Written by David Green.

Morenci city council will soon be in need of a new member due to the impending resignation of Dick Hewitt.

Hewitt was first elected to council in 2003. Although his current term doesn’t expire until 2011, his replacement will serve only until the general election in 2009. At that time, a replacement will be elected to complete Hewitt’s term in office.

Although Hewitt has two more meetings before leaving, Morenci mayor Doug Erskin wasted no time in praising the councilor.

“You’re going to be very much missed, not only by council but also by residents,” Erskin said.

He told Hewitt he has appreciated his level-headed approach to issues and valued his opinions.

Hewitt will soon retire from his job and will no longer be in the city the entire year.

AFC RESIDENTS—Police chief Larry Weeks appraised council members on his department’s response to calls from local adult foster care homes.

Weeks noted that AFC homes have gone beyond the traditional care of elderly people and now have several residents with mental problems.
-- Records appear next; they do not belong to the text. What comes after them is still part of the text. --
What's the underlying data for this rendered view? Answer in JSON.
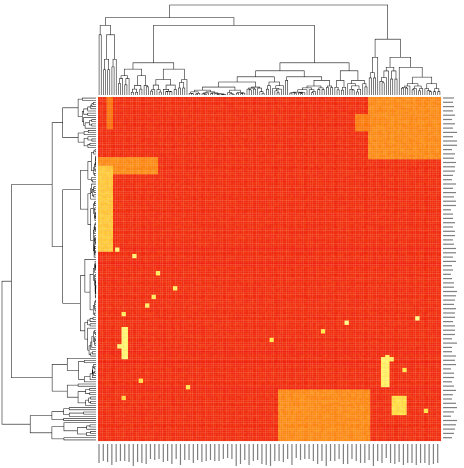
{
  "chart_data": {
    "type": "heatmap",
    "title": "",
    "xlabel": "",
    "ylabel": "",
    "grid": true,
    "rows": 160,
    "cols": 160,
    "row_labels_visible": true,
    "col_labels_visible": true,
    "row_dendrogram": "left",
    "col_dendrogram": "top",
    "colors": {
      "low": "#ee1c0e",
      "mid": "#fb7c0c",
      "high": "#ffe84a",
      "max": "#ffff88",
      "dendrogram": "#111111",
      "gridline": "#f6a08a"
    },
    "blocks": [
      {
        "row_range": [
          0,
          0.18
        ],
        "col_range": [
          0.79,
          1.0
        ],
        "value": 0.55
      },
      {
        "row_range": [
          0.18,
          0.22
        ],
        "col_range": [
          0.0,
          0.17
        ],
        "value": 0.55
      },
      {
        "row_range": [
          0.2,
          0.45
        ],
        "col_range": [
          0.0,
          0.04
        ],
        "value": 0.75
      },
      {
        "row_range": [
          0.85,
          1.0
        ],
        "col_range": [
          0.53,
          0.79
        ],
        "value": 0.55
      },
      {
        "row_range": [
          0.0,
          0.09
        ],
        "col_range": [
          0.03,
          0.04
        ],
        "value": 0.45
      }
    ],
    "hotspots": [
      {
        "row": 0.44,
        "col": 0.05,
        "value": 0.95
      },
      {
        "row": 0.46,
        "col": 0.1,
        "value": 0.95
      },
      {
        "row": 0.58,
        "col": 0.16,
        "value": 0.9
      },
      {
        "row": 0.6,
        "col": 0.14,
        "value": 0.9
      },
      {
        "row": 0.63,
        "col": 0.07,
        "value": 0.9
      },
      {
        "row": 0.64,
        "col": 0.93,
        "value": 1.0
      },
      {
        "row": 0.65,
        "col": 0.72,
        "value": 1.0
      },
      {
        "row": 0.72,
        "col": 0.06,
        "value": 0.95
      },
      {
        "row": 0.74,
        "col": 0.08,
        "value": 0.95
      },
      {
        "row": 0.75,
        "col": 0.84,
        "value": 0.9
      },
      {
        "row": 0.76,
        "col": 0.85,
        "value": 0.9
      },
      {
        "row": 0.78,
        "col": 0.83,
        "value": 0.9
      },
      {
        "row": 0.8,
        "col": 0.84,
        "value": 0.9
      },
      {
        "row": 0.79,
        "col": 0.89,
        "value": 0.85
      },
      {
        "row": 0.82,
        "col": 0.12,
        "value": 0.85
      },
      {
        "row": 0.84,
        "col": 0.26,
        "value": 0.85
      },
      {
        "row": 0.88,
        "col": 0.86,
        "value": 0.8
      },
      {
        "row": 0.9,
        "col": 0.87,
        "value": 0.8
      },
      {
        "row": 0.91,
        "col": 0.95,
        "value": 0.85
      },
      {
        "row": 0.87,
        "col": 0.07,
        "value": 0.8
      },
      {
        "row": 0.7,
        "col": 0.5,
        "value": 0.85
      },
      {
        "row": 0.68,
        "col": 0.65,
        "value": 0.85
      },
      {
        "row": 0.55,
        "col": 0.22,
        "value": 0.9
      },
      {
        "row": 0.51,
        "col": 0.17,
        "value": 0.9
      }
    ],
    "columns_hot": [
      {
        "col_range": [
          0.07,
          0.085
        ],
        "row_range": [
          0.67,
          0.76
        ],
        "value": 0.95
      },
      {
        "col_range": [
          0.83,
          0.85
        ],
        "row_range": [
          0.76,
          0.84
        ],
        "value": 0.92
      },
      {
        "col_range": [
          0.86,
          0.9
        ],
        "row_range": [
          0.87,
          0.92
        ],
        "value": 0.82
      },
      {
        "col_range": [
          0.75,
          0.79
        ],
        "row_range": [
          0.05,
          0.1
        ],
        "value": 0.5
      }
    ]
  }
}
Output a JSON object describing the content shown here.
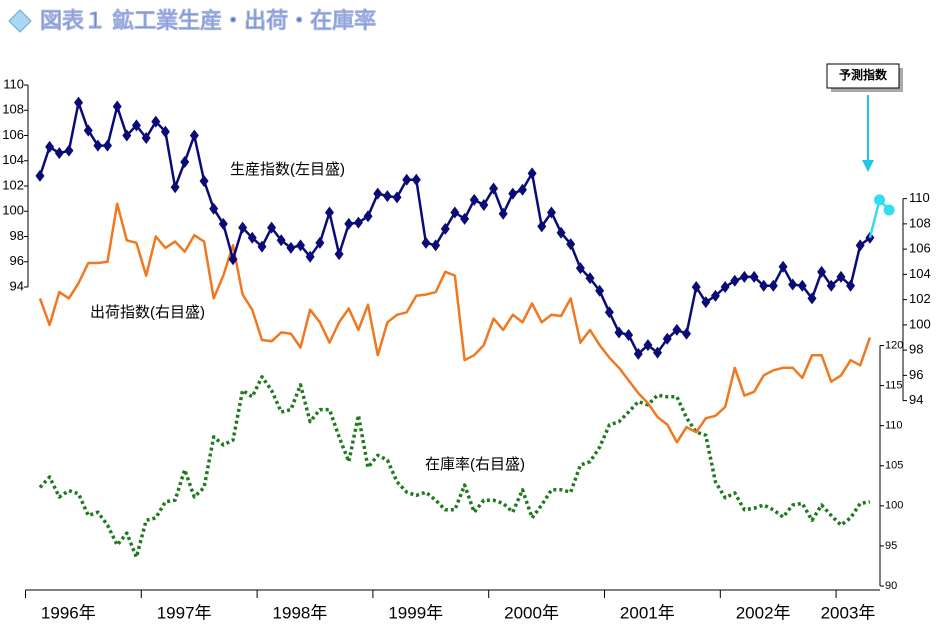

Weeks said that several years ago many of the state’s mental health residential facilities were closed. Subsequently, many residents ended up in prison. Now, with the number of prisons being reduced, many people with mental problems are without a place to go and several end up at AFC homes.

“There’s a huge hole in the system and there are not too many places for people to go,” Weeks said.

He urged community members to be somewhat tolerant of these issues, but he realizes that people are experiencing problems, such as being asked for money and being harassed in stores.

Arresting people for panhandling isn’t a good solution, he said, because their case probably won’t be prosecuted if they’re mentally ill.

He told council that police will no longer respond to calls from AFC homes asking for help in controlling an individual.

“You can’t expect police to use force and restrain people in that situation,” he said.

If an AFC owner consciously admits a person with mental disabilities, then staff needs training to handle situations. Residents aren’t breaking a law, he said, and the police can’t detain them.

Council member Tracy Schell asked if an AFC home was responsible for a resident’s behavior outside the home. Weeks said that isn’t the case.

“Generally they can exist fine in the community, but if they’re causing a disturbance, we’ll have to prosecute,” he said. “Tolerance is needed in the community, but a line must be drawn.”